Math employed in climate researchPosted on February 6, 2014 | by Andrew Spohn
A team from NYU’s Courant Institute of Mathematical Sciences discovered evidence that rising temperatures in the North Atlantic influence Antarctica’s melting ice sheets. The research was part of the doctoral studies of Xichen Li, the study’s lead author, who specializes in mathematics and environmental studies. The study began as an assignment from Mathematics and Atmospheric Ocean Science professor David Holland.
“The Courant started 20 years ago [in] a new direction — environmental science, but taking kind of a mathematical twist to it,” Holland said. “So this project used observations collected by others to develop some further theory into how our planet operates.”
Li’s project falls under an umbrella of research on Antarctica sponsored by the National Science Foundation and NASA. The Courant Institute teamed up with NYU Abu Dhabi to use research funds from the foundation. Data for the study focused on world ocean temperatures, which were then mathematically applied to a global atmospheric model.
“A key question in climate research is why the Arctic is changing very rapidly, but the Antarctic is not,” said Professor Edwin Gerber, one of the team members. “We initially were focused on the impact of the Atlantic on the Arctic. Xichen found that the model we were using, however, did a poor job simulating trends around Greenland.
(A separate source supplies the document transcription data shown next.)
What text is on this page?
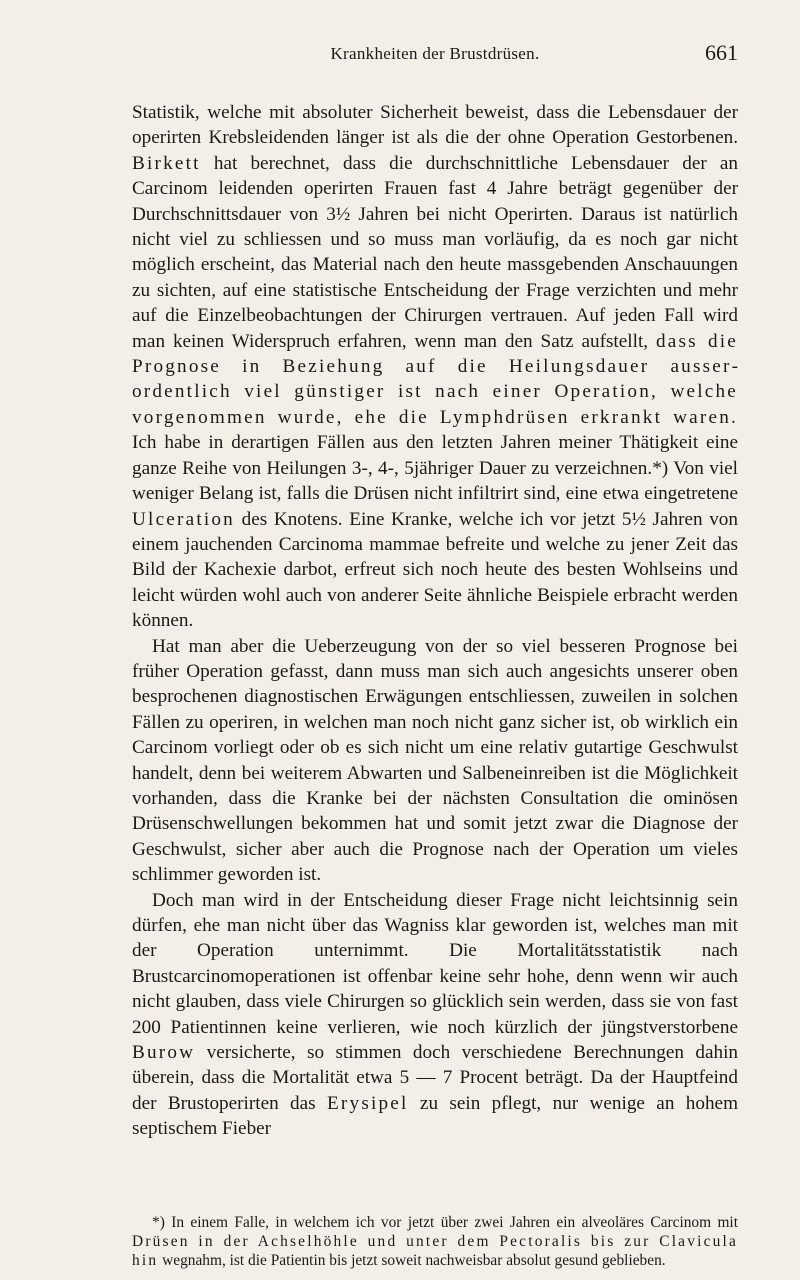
Krankheiten der Brustdrüsen.	661

Statistik, welche mit absoluter Sicherheit beweist, dass die Lebensdauer der operirten Krebsleidenden länger ist als die der ohne Operation Gestorbenen. Birkett hat berechnet, dass die durchschnittliche Lebensdauer der an Carcinom leidenden operirten Frauen fast 4 Jahre beträgt gegenüber der Durchschnittsdauer von 3½ Jahren bei nicht Operirten. Daraus ist natürlich nicht viel zu schliessen und so muss man vorläufig, da es noch gar nicht möglich erscheint, das Material nach den heute massgebenden Anschauungen zu sichten, auf eine statistische Entscheidung der Frage verzichten und mehr auf die Einzelbeobachtungen der Chirurgen vertrauen. Auf jeden Fall wird man keinen Widerspruch erfahren, wenn man den Satz aufstellt, dass die Prognose in Beziehung auf die Heilungsdauer ausserordentlich viel günstiger ist nach einer Operation, welche vorgenommen wurde, ehe die Lymphdrüsen erkrankt waren. Ich habe in derartigen Fällen aus den letzten Jahren meiner Thätigkeit eine ganze Reihe von Heilungen 3-, 4-, 5jähriger Dauer zu verzeichnen.*) Von viel weniger Belang ist, falls die Drüsen nicht infiltrirt sind, eine etwa eingetretene Ulceration des Knotens. Eine Kranke, welche ich vor jetzt 5½ Jahren von einem jauchenden Carcinoma mammae befreite und welche zu jener Zeit das Bild der Kachexie darbot, erfreut sich noch heute des besten Wohlseins und leicht würden wohl auch von anderer Seite ähnliche Beispiele erbracht werden können.

Hat man aber die Ueberzeugung von der so viel besseren Prognose bei früher Operation gefasst, dann muss man sich auch angesichts unserer oben besprochenen diagnostischen Erwägungen entschliessen, zuweilen in solchen Fällen zu operiren, in welchen man noch nicht ganz sicher ist, ob wirklich ein Carcinom vorliegt oder ob es sich nicht um eine relativ gutartige Geschwulst handelt, denn bei weiterem Abwarten und Salbeneinreiben ist die Möglichkeit vorhanden, dass die Kranke bei der nächsten Consultation die ominösen Drüsenschwellungen bekommen hat und somit jetzt zwar die Diagnose der Geschwulst, sicher aber auch die Prognose nach der Operation um vieles schlimmer geworden ist.

Doch man wird in der Entscheidung dieser Frage nicht leichtsinnig sein dürfen, ehe man nicht über das Wagniss klar geworden ist, welches man mit der Operation unternimmt. Die Mortalitätsstatistik nach Brustcarcinomoperationen ist offenbar keine sehr hohe, denn wenn wir auch nicht glauben, dass viele Chirurgen so glücklich sein werden, dass sie von fast 200 Patientinnen keine verlieren, wie noch kürzlich der jüngstverstorbene Burow versicherte, so stimmen doch verschiedene Berechnungen dahin überein, dass die Mortalität etwa 5 — 7 Procent beträgt. Da der Hauptfeind der Brustoperirten das Erysipel zu sein pflegt, nur wenige an hohem septischem Fieber

*) In einem Falle, in welchem ich vor jetzt über zwei Jahren ein alveoläres Carcinom mit Drüsen in der Achselhöhle und unter dem Pectoralis bis zur Clavicula hin wegnahm, ist die Patientin bis jetzt soweit nachweisbar absolut gesund geblieben.
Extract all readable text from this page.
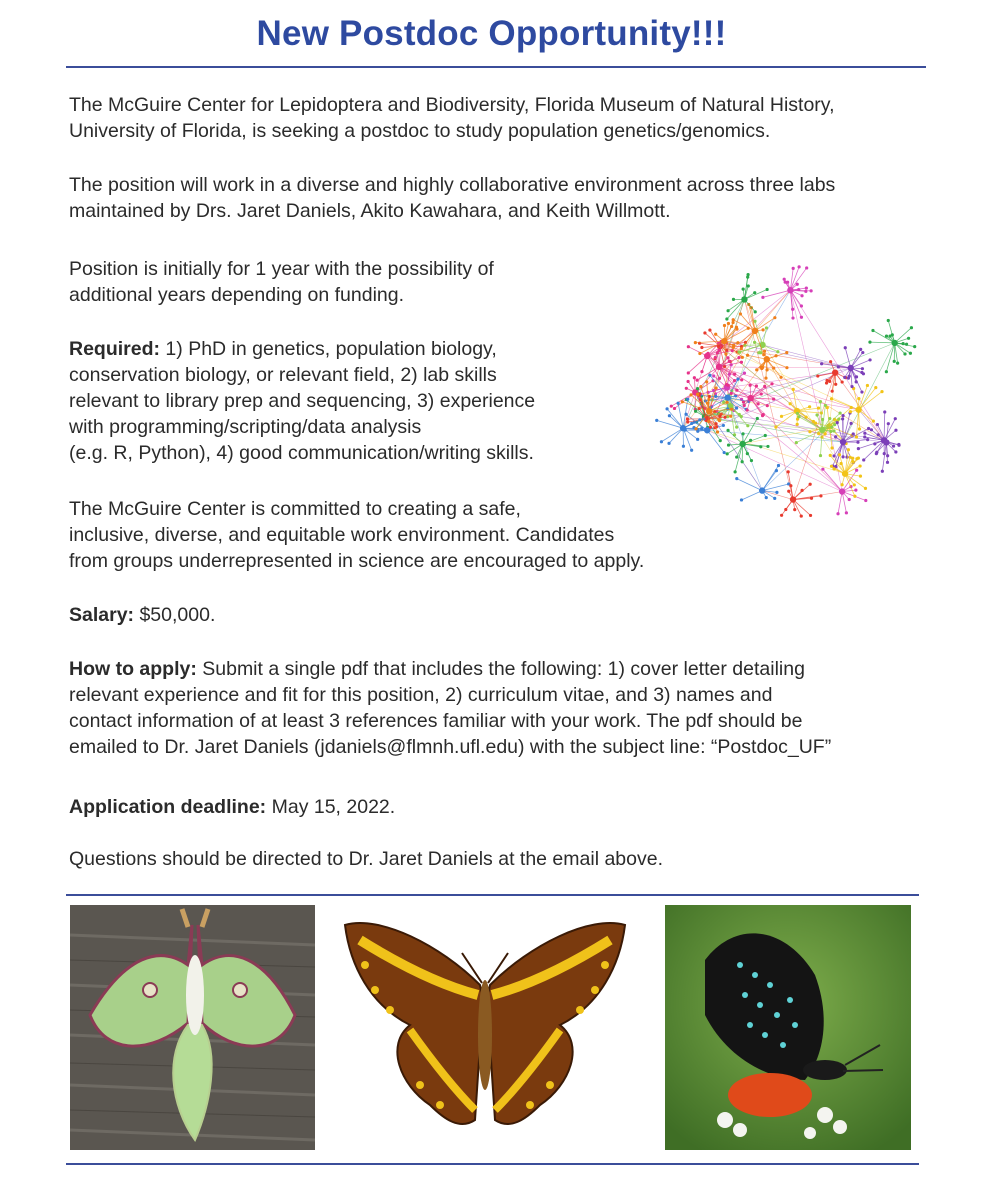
New Postdoc Opportunity!!!
The McGuire Center for Lepidoptera and Biodiversity, Florida Museum of Natural History,
University of Florida, is seeking a postdoc to study population genetics/genomics.
The position will work in a diverse and highly collaborative environment across three labs
maintained by Drs. Jaret Daniels, Akito Kawahara, and Keith Willmott.
Position is initially for 1 year with the possibility of
additional years depending on funding.
Required: 1) PhD in genetics, population biology,
conservation biology, or relevant field, 2) lab skills
relevant to library prep and sequencing, 3) experience
with programming/scripting/data analysis
(e.g. R, Python), 4) good communication/writing skills.
The McGuire Center is committed to creating a safe,
inclusive, diverse, and equitable work environment. Candidates
from groups underrepresented in science are encouraged to apply.
Salary: $50,000.
How to apply: Submit a single pdf that includes the following: 1) cover letter detailing
relevant experience and fit for this position, 2) curriculum vitae, and 3) names and
contact information of at least 3 references familiar with your work. The pdf should be
emailed to Dr. Jaret Daniels (jdaniels@flmnh.ufl.edu) with the subject line: “Postdoc_UF”
Application deadline: May 15, 2022.
Questions should be directed to Dr. Jaret Daniels at the email above.
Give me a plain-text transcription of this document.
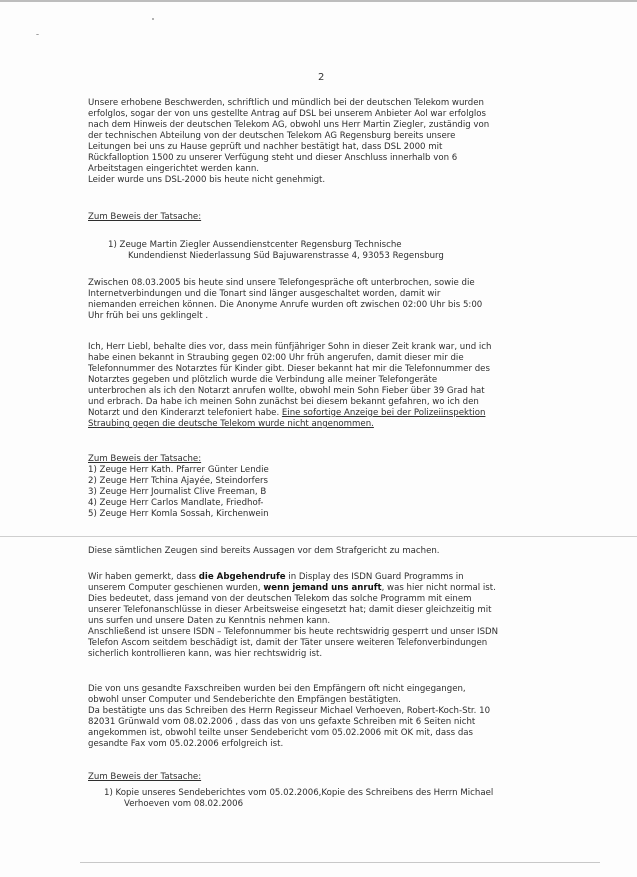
2

Unsere erhobene Beschwerden, schriftlich und mündlich bei der deutschen Telekom wurden

erfolglos, sogar der von uns gestellte Antrag auf DSL bei unserem Anbieter Aol war erfolglos

nach dem Hinweis der deutschen Telekom AG, obwohl uns Herr Martin Ziegler, zuständig von

der technischen Abteilung von der deutschen Telekom AG Regensburg bereits unsere

Leitungen bei uns zu Hause geprüft und nachher bestätigt hat, dass DSL 2000 mit

Rückfalloption 1500 zu unserer Verfügung steht und dieser Anschluss innerhalb von 6

Arbeitstagen eingerichtet werden kann.

Leider wurde uns DSL-2000 bis heute nicht genehmigt.

Zum Beweis der Tatsache:

1) Zeuge Martin Ziegler Aussendienstcenter Regensburg Technische

Kundendienst Niederlassung Süd Bajuwarenstrasse 4, 93053 Regensburg

Zwischen 08.03.2005 bis heute sind unsere Telefongespräche oft unterbrochen, sowie die

Internetverbindungen und die Tonart sind länger ausgeschaltet worden, damit wir

niemanden erreichen können. Die Anonyme Anrufe wurden oft zwischen 02:00 Uhr bis 5:00

Uhr früh bei uns geklingelt .

Ich, Herr Liebl, behalte dies vor, dass mein fünfjähriger Sohn in dieser Zeit krank war, und ich

habe einen bekannt in Straubing gegen 02:00 Uhr früh angerufen, damit dieser mir die

Telefonnummer des Notarztes für Kinder gibt. Dieser bekannt hat mir die Telefonnummer des

Notarztes gegeben und plötzlich wurde die Verbindung alle meiner Telefongeräte

unterbrochen als ich den Notarzt anrufen wollte, obwohl mein Sohn Fieber über 39 Grad hat

und erbrach. Da habe ich meinen Sohn zunächst bei diesem bekannt gefahren, wo ich den

Notarzt und den Kinderarzt telefoniert habe. Eine sofortige Anzeige bei der Polizeiinspektion

Straubing gegen die deutsche Telekom wurde nicht angenommen.

Zum Beweis der Tatsache:

1) Zeuge Herr Kath. Pfarrer Günter Lendie

2) Zeuge Herr Tchina Ajayée, Steindorfers

3) Zeuge Herr Journalist Clive Freeman, B

4) Zeuge Herr Carlos Mandlate, Friedhof-

5) Zeuge Herr Komla Sossah, Kirchenwein

Diese sämtlichen Zeugen sind bereits Aussagen vor dem Strafgericht zu machen.

Wir haben gemerkt, dass die Abgehendrufe in Display des ISDN Guard Programms in

unserem Computer geschienen wurden, wenn jemand uns anruft, was hier nicht normal ist.

Dies bedeutet, dass jemand von der deutschen Telekom das solche Programm mit einem

unserer Telefonanschlüsse in dieser Arbeitsweise eingesetzt hat; damit dieser gleichzeitig mit

uns surfen und unsere Daten zu Kenntnis nehmen kann.

Anschließend ist unsere ISDN – Telefonnummer bis heute rechtswidrig gesperrt und unser ISDN

Telefon Ascom seitdem beschädigt ist, damit der Täter unsere weiteren Telefonverbindungen

sicherlich kontrollieren kann, was hier rechtswidrig ist.

Die von uns gesandte Faxschreiben wurden bei den Empfängern oft nicht eingegangen,

obwohl unser Computer und Sendeberichte den Empfängen bestätigten.

Da bestätigte uns das Schreiben des Herrn Regisseur Michael Verhoeven, Robert-Koch-Str. 10

82031 Grünwald vom 08.02.2006 , dass das von uns gefaxte Schreiben mit 6 Seiten nicht

angekommen ist, obwohl teilte unser Sendebericht vom 05.02.2006 mit OK mit, dass das

gesandte Fax vom 05.02.2006 erfolgreich ist.

Zum Beweis der Tatsache:

1) Kopie unseres Sendeberichtes vom 05.02.2006,Kopie des Schreibens des Herrn Michael

Verhoeven vom 08.02.2006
We were initially disappointed, but this motivated us to look southward, and this led us to discover something unexpected.”
The discovery that elevated North Atlantic temperatures influence far-away Antarctica may be surprising. Most previous research focused on the Pacific Ocean, since its currents and temperatures are more variable. The NYU scientists chose the North Atlantic because of recent occurrences.
“[The] North Atlantic Ocean just experienced the world[‘s] strongest long-term warming trend during [the] last years,” Li said. “We believed this most dramatically impacts our earth system.”
Li said the ramifications of this discovery could increase understanding of the linkage between the world’s climate systems. He said Atlantic temperatures influenced the January Arctic vortex that sent North America’s temperatures plummeting. Antarctic ice-melting though, has larger implications for North Atlantic coastlines.
“All New Yorkers probably know what can happen with three meter sea level rise,” Changhyun Yoo, another team member, said. “Changes in atmospheric condition and sea ice are important factors for ice melting processes and hence must be understood.”
Courant’s study has opened new avenues for exploring oceanic and atmospheric climate change. Li said that new hypotheses and university studies are already in the works for continued explorations into the Atlantic’s influence on global climate.
Holland, though, is enthusiastic about his student and team’s accomplishments, and hopes other NYU students are encouraged to engage in the type of scientific inquiry offered by schools like Courant.
“I find that we’re learning lots of things about the planet, but students somehow think they’re not capable of doing it and that other people have to — we’re just students ourselves,” Holland said. “There’s different ways to be involved. One way is very mathematical, so that group of people; the other is very observational, and that’s for another type of individual.”